Mega Curioso“Operários”, 1933, de Tarsila do Amaral. (Fonte: Mega Curioso)

No início, os Modernistas não sabiam exatamente o que queriam, porém, tinham certeza do que não desejavam: continuar com o modelo do tradicionalismo cultural que vigorava no país — influência das escolas literárias que antecederam o Modernismo. 

As produções artísticas da Semana de Arte Moderna sintetizaram, então, o início dessa 1ª fase que trazia ao público polêmica, originalidade, humor e deboche. Os assuntos nacionais eram comuns e a vida cotidiana era muito valorizada.

2ª fase (1930 a 1945)

Mega Curioso“Os Retirantes”, 1944, de Cândido Portinari. (Fonte: Mega Curioso)

Nesta fase, a literatura modernista se apresenta de forma mais madura, se comparada aquela que foi retratada na Semana de Arte Moderna. Aqui, ela busca refletir a realidade brasileira, com uma linguagem próxima à popular e acessível à maioria da população. Além disso, as obras eram criadas em prosa e poesia e criticavam socialmente o momento atual do país.

3ª fase (1945 a 1960)

Mega Curioso“Reading Orpheu”, 1954, de José de Almada Negreiros (Fonte: Mega Curioso)

Aqui, o Modernismo foi conhecido pela liberdade, pois os artistas da época não queriam ser obrigados a nada. Eles deixaram de trabalhar as características das fases anteriores, porque não queriam contemplar a realidade brasileira e muito menos escrever com uma linguagem mais popular. Suas obras eram dedicadas a refletir a psique humana.
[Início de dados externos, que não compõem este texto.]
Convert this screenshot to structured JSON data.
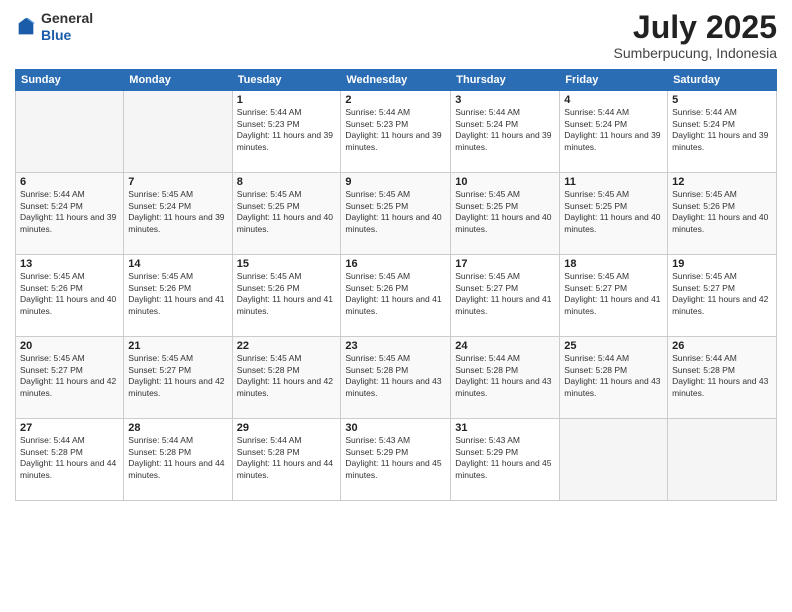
{
  "header": {
    "logo_line1": "General",
    "logo_line2": "Blue",
    "month_year": "July 2025",
    "location": "Sumberpucung, Indonesia"
  },
  "days_of_week": [
    "Sunday",
    "Monday",
    "Tuesday",
    "Wednesday",
    "Thursday",
    "Friday",
    "Saturday"
  ],
  "weeks": [
    [
      {
        "day": "",
        "info": ""
      },
      {
        "day": "",
        "info": ""
      },
      {
        "day": "1",
        "info": "Sunrise: 5:44 AM\nSunset: 5:23 PM\nDaylight: 11 hours and 39 minutes."
      },
      {
        "day": "2",
        "info": "Sunrise: 5:44 AM\nSunset: 5:23 PM\nDaylight: 11 hours and 39 minutes."
      },
      {
        "day": "3",
        "info": "Sunrise: 5:44 AM\nSunset: 5:24 PM\nDaylight: 11 hours and 39 minutes."
      },
      {
        "day": "4",
        "info": "Sunrise: 5:44 AM\nSunset: 5:24 PM\nDaylight: 11 hours and 39 minutes."
      },
      {
        "day": "5",
        "info": "Sunrise: 5:44 AM\nSunset: 5:24 PM\nDaylight: 11 hours and 39 minutes."
      }
    ],
    [
      {
        "day": "6",
        "info": "Sunrise: 5:44 AM\nSunset: 5:24 PM\nDaylight: 11 hours and 39 minutes."
      },
      {
        "day": "7",
        "info": "Sunrise: 5:45 AM\nSunset: 5:24 PM\nDaylight: 11 hours and 39 minutes."
      },
      {
        "day": "8",
        "info": "Sunrise: 5:45 AM\nSunset: 5:25 PM\nDaylight: 11 hours and 40 minutes."
      },
      {
        "day": "9",
        "info": "Sunrise: 5:45 AM\nSunset: 5:25 PM\nDaylight: 11 hours and 40 minutes."
      },
      {
        "day": "10",
        "info": "Sunrise: 5:45 AM\nSunset: 5:25 PM\nDaylight: 11 hours and 40 minutes."
      },
      {
        "day": "11",
        "info": "Sunrise: 5:45 AM\nSunset: 5:25 PM\nDaylight: 11 hours and 40 minutes."
      },
      {
        "day": "12",
        "info": "Sunrise: 5:45 AM\nSunset: 5:26 PM\nDaylight: 11 hours and 40 minutes."
      }
    ],
    [
      {
        "day": "13",
        "info": "Sunrise: 5:45 AM\nSunset: 5:26 PM\nDaylight: 11 hours and 40 minutes."
      },
      {
        "day": "14",
        "info": "Sunrise: 5:45 AM\nSunset: 5:26 PM\nDaylight: 11 hours and 41 minutes."
      },
      {
        "day": "15",
        "info": "Sunrise: 5:45 AM\nSunset: 5:26 PM\nDaylight: 11 hours and 41 minutes."
      },
      {
        "day": "16",
        "info": "Sunrise: 5:45 AM\nSunset: 5:26 PM\nDaylight: 11 hours and 41 minutes."
      },
      {
        "day": "17",
        "info": "Sunrise: 5:45 AM\nSunset: 5:27 PM\nDaylight: 11 hours and 41 minutes."
      },
      {
        "day": "18",
        "info": "Sunrise: 5:45 AM\nSunset: 5:27 PM\nDaylight: 11 hours and 41 minutes."
      },
      {
        "day": "19",
        "info": "Sunrise: 5:45 AM\nSunset: 5:27 PM\nDaylight: 11 hours and 42 minutes."
      }
    ],
    [
      {
        "day": "20",
        "info": "Sunrise: 5:45 AM\nSunset: 5:27 PM\nDaylight: 11 hours and 42 minutes."
      },
      {
        "day": "21",
        "info": "Sunrise: 5:45 AM\nSunset: 5:27 PM\nDaylight: 11 hours and 42 minutes."
      },
      {
        "day": "22",
        "info": "Sunrise: 5:45 AM\nSunset: 5:28 PM\nDaylight: 11 hours and 42 minutes."
      },
      {
        "day": "23",
        "info": "Sunrise: 5:45 AM\nSunset: 5:28 PM\nDaylight: 11 hours and 43 minutes."
      },
      {
        "day": "24",
        "info": "Sunrise: 5:44 AM\nSunset: 5:28 PM\nDaylight: 11 hours and 43 minutes."
      },
      {
        "day": "25",
        "info": "Sunrise: 5:44 AM\nSunset: 5:28 PM\nDaylight: 11 hours and 43 minutes."
      },
      {
        "day": "26",
        "info": "Sunrise: 5:44 AM\nSunset: 5:28 PM\nDaylight: 11 hours and 43 minutes."
      }
    ],
    [
      {
        "day": "27",
        "info": "Sunrise: 5:44 AM\nSunset: 5:28 PM\nDaylight: 11 hours and 44 minutes."
      },
      {
        "day": "28",
        "info": "Sunrise: 5:44 AM\nSunset: 5:28 PM\nDaylight: 11 hours and 44 minutes."
      },
      {
        "day": "29",
        "info": "Sunrise: 5:44 AM\nSunset: 5:28 PM\nDaylight: 11 hours and 44 minutes."
      },
      {
        "day": "30",
        "info": "Sunrise: 5:43 AM\nSunset: 5:29 PM\nDaylight: 11 hours and 45 minutes."
      },
      {
        "day": "31",
        "info": "Sunrise: 5:43 AM\nSunset: 5:29 PM\nDaylight: 11 hours and 45 minutes."
      },
      {
        "day": "",
        "info": ""
      },
      {
        "day": "",
        "info": ""
      }
    ]
  ]
}
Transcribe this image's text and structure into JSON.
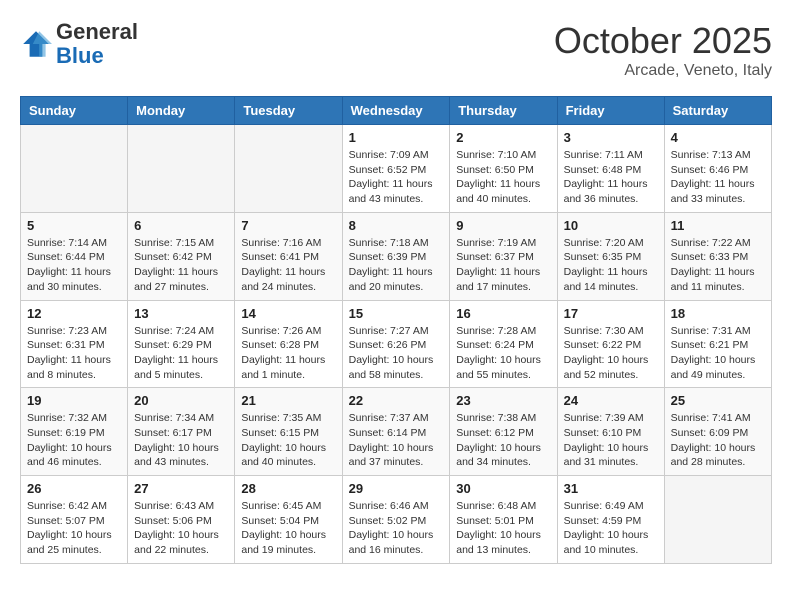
{
  "header": {
    "logo_line1": "General",
    "logo_line2": "Blue",
    "month": "October 2025",
    "location": "Arcade, Veneto, Italy"
  },
  "weekdays": [
    "Sunday",
    "Monday",
    "Tuesday",
    "Wednesday",
    "Thursday",
    "Friday",
    "Saturday"
  ],
  "weeks": [
    [
      {
        "day": "",
        "info": ""
      },
      {
        "day": "",
        "info": ""
      },
      {
        "day": "",
        "info": ""
      },
      {
        "day": "1",
        "info": "Sunrise: 7:09 AM\nSunset: 6:52 PM\nDaylight: 11 hours and 43 minutes."
      },
      {
        "day": "2",
        "info": "Sunrise: 7:10 AM\nSunset: 6:50 PM\nDaylight: 11 hours and 40 minutes."
      },
      {
        "day": "3",
        "info": "Sunrise: 7:11 AM\nSunset: 6:48 PM\nDaylight: 11 hours and 36 minutes."
      },
      {
        "day": "4",
        "info": "Sunrise: 7:13 AM\nSunset: 6:46 PM\nDaylight: 11 hours and 33 minutes."
      }
    ],
    [
      {
        "day": "5",
        "info": "Sunrise: 7:14 AM\nSunset: 6:44 PM\nDaylight: 11 hours and 30 minutes."
      },
      {
        "day": "6",
        "info": "Sunrise: 7:15 AM\nSunset: 6:42 PM\nDaylight: 11 hours and 27 minutes."
      },
      {
        "day": "7",
        "info": "Sunrise: 7:16 AM\nSunset: 6:41 PM\nDaylight: 11 hours and 24 minutes."
      },
      {
        "day": "8",
        "info": "Sunrise: 7:18 AM\nSunset: 6:39 PM\nDaylight: 11 hours and 20 minutes."
      },
      {
        "day": "9",
        "info": "Sunrise: 7:19 AM\nSunset: 6:37 PM\nDaylight: 11 hours and 17 minutes."
      },
      {
        "day": "10",
        "info": "Sunrise: 7:20 AM\nSunset: 6:35 PM\nDaylight: 11 hours and 14 minutes."
      },
      {
        "day": "11",
        "info": "Sunrise: 7:22 AM\nSunset: 6:33 PM\nDaylight: 11 hours and 11 minutes."
      }
    ],
    [
      {
        "day": "12",
        "info": "Sunrise: 7:23 AM\nSunset: 6:31 PM\nDaylight: 11 hours and 8 minutes."
      },
      {
        "day": "13",
        "info": "Sunrise: 7:24 AM\nSunset: 6:29 PM\nDaylight: 11 hours and 5 minutes."
      },
      {
        "day": "14",
        "info": "Sunrise: 7:26 AM\nSunset: 6:28 PM\nDaylight: 11 hours and 1 minute."
      },
      {
        "day": "15",
        "info": "Sunrise: 7:27 AM\nSunset: 6:26 PM\nDaylight: 10 hours and 58 minutes."
      },
      {
        "day": "16",
        "info": "Sunrise: 7:28 AM\nSunset: 6:24 PM\nDaylight: 10 hours and 55 minutes."
      },
      {
        "day": "17",
        "info": "Sunrise: 7:30 AM\nSunset: 6:22 PM\nDaylight: 10 hours and 52 minutes."
      },
      {
        "day": "18",
        "info": "Sunrise: 7:31 AM\nSunset: 6:21 PM\nDaylight: 10 hours and 49 minutes."
      }
    ],
    [
      {
        "day": "19",
        "info": "Sunrise: 7:32 AM\nSunset: 6:19 PM\nDaylight: 10 hours and 46 minutes."
      },
      {
        "day": "20",
        "info": "Sunrise: 7:34 AM\nSunset: 6:17 PM\nDaylight: 10 hours and 43 minutes."
      },
      {
        "day": "21",
        "info": "Sunrise: 7:35 AM\nSunset: 6:15 PM\nDaylight: 10 hours and 40 minutes."
      },
      {
        "day": "22",
        "info": "Sunrise: 7:37 AM\nSunset: 6:14 PM\nDaylight: 10 hours and 37 minutes."
      },
      {
        "day": "23",
        "info": "Sunrise: 7:38 AM\nSunset: 6:12 PM\nDaylight: 10 hours and 34 minutes."
      },
      {
        "day": "24",
        "info": "Sunrise: 7:39 AM\nSunset: 6:10 PM\nDaylight: 10 hours and 31 minutes."
      },
      {
        "day": "25",
        "info": "Sunrise: 7:41 AM\nSunset: 6:09 PM\nDaylight: 10 hours and 28 minutes."
      }
    ],
    [
      {
        "day": "26",
        "info": "Sunrise: 6:42 AM\nSunset: 5:07 PM\nDaylight: 10 hours and 25 minutes."
      },
      {
        "day": "27",
        "info": "Sunrise: 6:43 AM\nSunset: 5:06 PM\nDaylight: 10 hours and 22 minutes."
      },
      {
        "day": "28",
        "info": "Sunrise: 6:45 AM\nSunset: 5:04 PM\nDaylight: 10 hours and 19 minutes."
      },
      {
        "day": "29",
        "info": "Sunrise: 6:46 AM\nSunset: 5:02 PM\nDaylight: 10 hours and 16 minutes."
      },
      {
        "day": "30",
        "info": "Sunrise: 6:48 AM\nSunset: 5:01 PM\nDaylight: 10 hours and 13 minutes."
      },
      {
        "day": "31",
        "info": "Sunrise: 6:49 AM\nSunset: 4:59 PM\nDaylight: 10 hours and 10 minutes."
      },
      {
        "day": "",
        "info": ""
      }
    ]
  ]
}
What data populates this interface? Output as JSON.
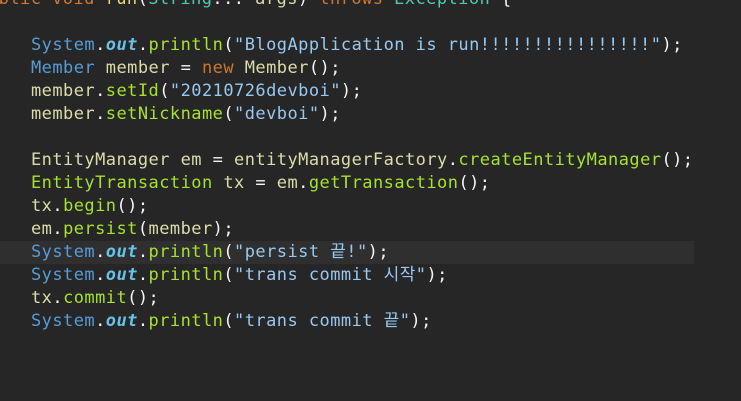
{
  "colors": {
    "background": "#262626",
    "current_line": "#2f2f2f",
    "keyword": "#cc7832",
    "type": "#4ec9b0",
    "variable": "#dcdcaa",
    "field": "#66c2e8",
    "method": "#a6e22e",
    "string": "#98c8f0"
  },
  "code": {
    "sig": {
      "p1": "ublic void ",
      "p2": "run",
      "p3": "(",
      "p4": "String",
      "p5": "... ",
      "p6": "args",
      "p7": ") ",
      "p8": "throws ",
      "p9": "Exception",
      "p10": " {"
    },
    "l1": {
      "a": "System",
      "b": ".",
      "c": "out",
      "d": ".",
      "e": "println",
      "f": "(",
      "g": "\"BlogApplication is run!!!!!!!!!!!!!!!!\"",
      "h": ");"
    },
    "l2": {
      "a": "Member",
      "b": " ",
      "c": "member",
      "d": " = ",
      "e": "new",
      "f": " ",
      "g": "Member",
      "h": "();"
    },
    "l3": {
      "a": "member",
      "b": ".",
      "c": "setId",
      "d": "(",
      "e": "\"20210726devboi\"",
      "f": ");"
    },
    "l4": {
      "a": "member",
      "b": ".",
      "c": "setNickname",
      "d": "(",
      "e": "\"devboi\"",
      "f": ");"
    },
    "l5": {
      "a": "EntityManager",
      "b": " ",
      "c": "em",
      "d": " = ",
      "e": "entityManagerFactory",
      "f": ".",
      "g": "createEntityManager",
      "h": "();"
    },
    "l6": {
      "a": "EntityTransaction",
      "b": " ",
      "c": "tx",
      "d": " = ",
      "e": "em",
      "f": ".",
      "g": "getTransaction",
      "h": "();"
    },
    "l7": {
      "a": "tx",
      "b": ".",
      "c": "begin",
      "d": "();"
    },
    "l8": {
      "a": "em",
      "b": ".",
      "c": "persist",
      "d": "(",
      "e": "member",
      "f": ");"
    },
    "l9": {
      "a": "System",
      "b": ".",
      "c": "out",
      "d": ".",
      "e": "println",
      "f": "(",
      "g": "\"persist 끝!\"",
      "h": ");"
    },
    "l10": {
      "a": "System",
      "b": ".",
      "c": "out",
      "d": ".",
      "e": "println",
      "f": "(",
      "g": "\"trans commit 시작\"",
      "h": ");"
    },
    "l11": {
      "a": "tx",
      "b": ".",
      "c": "commit",
      "d": "();"
    },
    "l12": {
      "a": "System",
      "b": ".",
      "c": "out",
      "d": ".",
      "e": "println",
      "f": "(",
      "g": "\"trans commit 끝\"",
      "h": ");"
    }
  }
}
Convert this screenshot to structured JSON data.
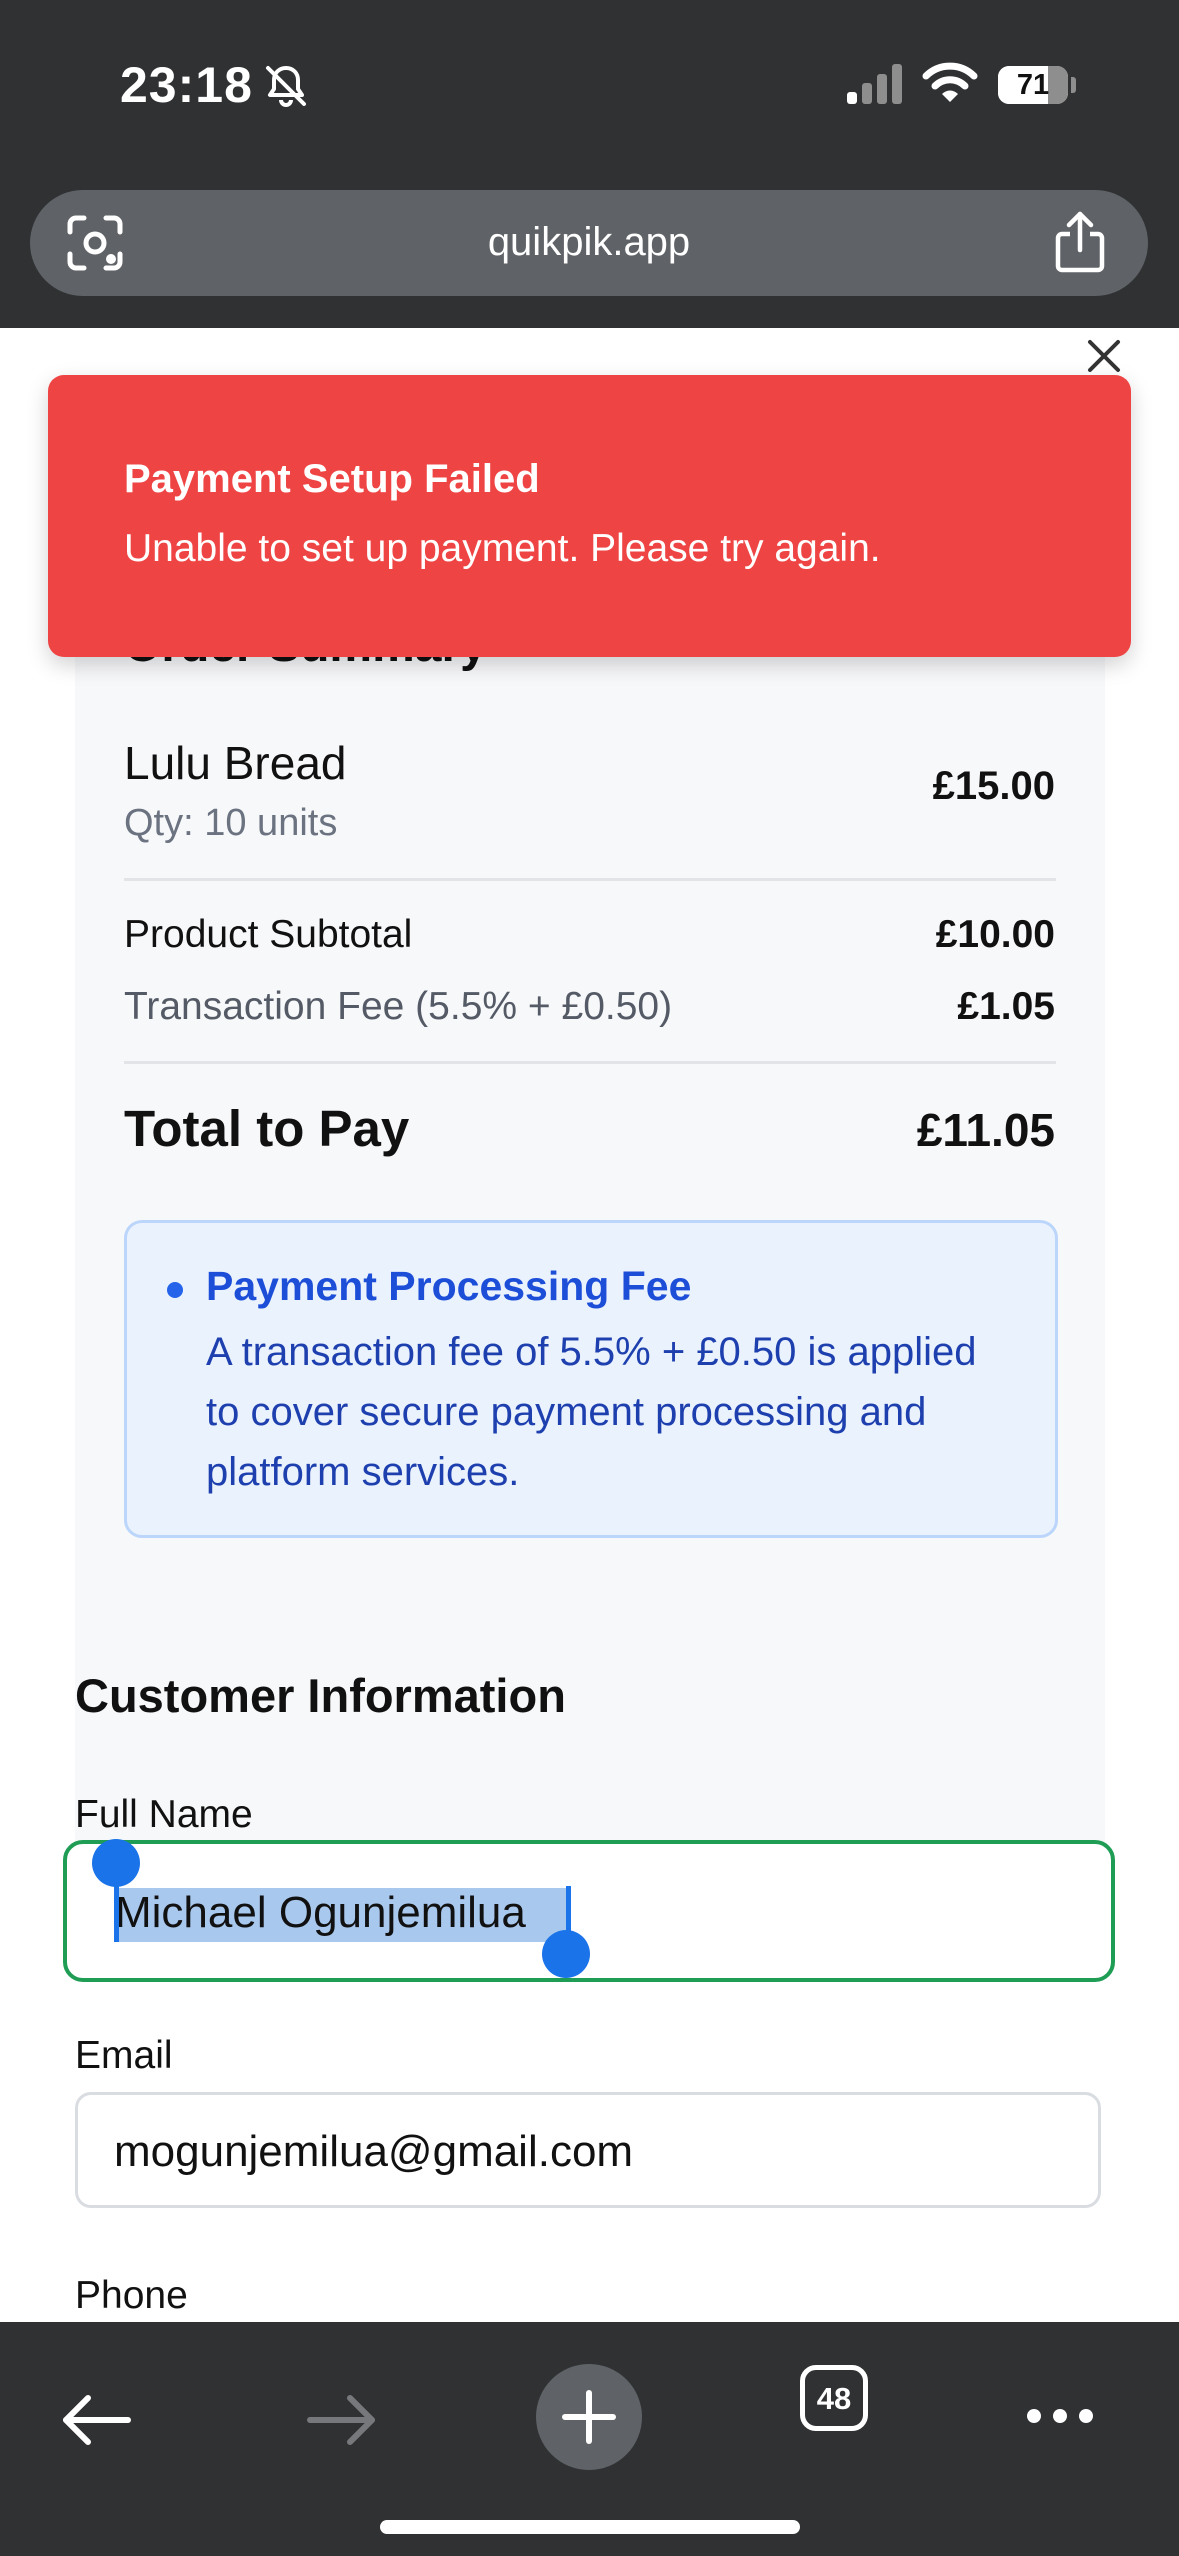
{
  "status_bar": {
    "time": "23:18",
    "battery_percent": 71,
    "battery_label": "71"
  },
  "browser": {
    "url": "quikpik.app",
    "tab_count": "48"
  },
  "toast": {
    "title": "Payment Setup Failed",
    "message": "Unable to set up payment. Please try again."
  },
  "order_summary": {
    "title": "Order Summary",
    "item_name": "Lulu Bread",
    "item_qty": "Qty: 10 units",
    "item_price": "£15.00",
    "subtotal_label": "Product Subtotal",
    "subtotal_value": "£10.00",
    "fee_label": "Transaction Fee (5.5% + £0.50)",
    "fee_value": "£1.05",
    "total_label": "Total to Pay",
    "total_value": "£11.05"
  },
  "fee_info": {
    "title": "Payment Processing Fee",
    "body": "A transaction fee of 5.5% + £0.50 is applied to cover secure payment processing and platform services."
  },
  "customer": {
    "heading": "Customer Information",
    "full_name_label": "Full Name",
    "full_name_value": "Michael Ogunjemilua",
    "email_label": "Email",
    "email_value": "mogunjemilua@gmail.com",
    "phone_label": "Phone"
  },
  "colors": {
    "toast_bg": "#ef4444",
    "focus_ring": "#1f9d55",
    "info_text": "#1d4ed8",
    "selection": "#a9c8ee"
  }
}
Algumas características do Modernismo

Somadas todas as suas fases, o Modernismo teve as seguintes características:

  • Antiacademicismo;
  • Experimentalismo;
  • Crítica à tradição;
  • Nacionalismo;
  • Desconstrução;
  • Renovação estética;
  • Fragmentação;
  • Liberdade formal;
  • Liberdade de criação;
  • Espírito anárquico;
  • Temática sociopolítica.

Principais representantes e obras da arte moderna brasileira

Cartaz/convite da Semana de Arte Moderna. (Artista/Reprodução)Cartaz/convite da Semana de Arte Moderna. (Fonte: Reprodução)

1ª fase (de 1922 a 1930)

  • Oswald de Andrade (1890-1954): Memórias sentimentais de João Miramar (1924) e Pau-brasil (1925).
  • Mário de Andrade (1893-1945): Pauliceia desvairada (1922) e Macunaíma (1928).
  • Manuel Bandeira (1886-1968): Libertinagem (1930).

2ª fase (1930)

  • Carlos Drummond de Andrade (1902-1987) – Obras: Alguma poesia (1930), A Rosa do povo (1945) e Claro Enigma (1951).
  • Murilo Mendes (1901-1975) – Obras: Poemas (1930), A poesia em pânico (1937) e As metamorfoses (1944).
  • Jorge de Lima (1893-1953) – Obras: Novos poemas (1929), O acendedor de lampiões (1932) e O anjo (1934).
  • Cecília Meireles (1901-1964) – Obras: Espectros (1919), Romanceiro da Inconfidência (1953) e Batuque, Samba e Macumba (1935).
  • Vinicius de Moraes (1913-1980) – Obras: Poemas, Sonetos e Baladas (1946), Antologia Poética (1954), Orfeu da Conceição (1954).

3ª fase (1945)

  • Graciliano Ramos (1892-1953) – Obras: Vidas Secas (1938), São Bernardo (1934), Angústia (1936), Memórias do cárcere (1953).
  • José Lins do Rego (1901-1957) – Obras: Menino do Engenho (1932), Doidinho (1933), Banguê (1934) e Fogo morto (1943).
  • Jorge Amado (1912-2001) – Obras: O País do Carnaval (1930), Mar morto (1936) e Capitães da areia (1937).
  • Rachel de Queiroz (1910-2003) – Obras: O quinze (1930), Caminho das pedras (1937) e Memorial de Maria Moura (1992).
  • Érico Veríssimo (1905-1975) – Obras: Olhai os lírios do campo (1938), O Tempo e o Vento – 3 volumes (1948-1961) e Incidente em Antares (1971).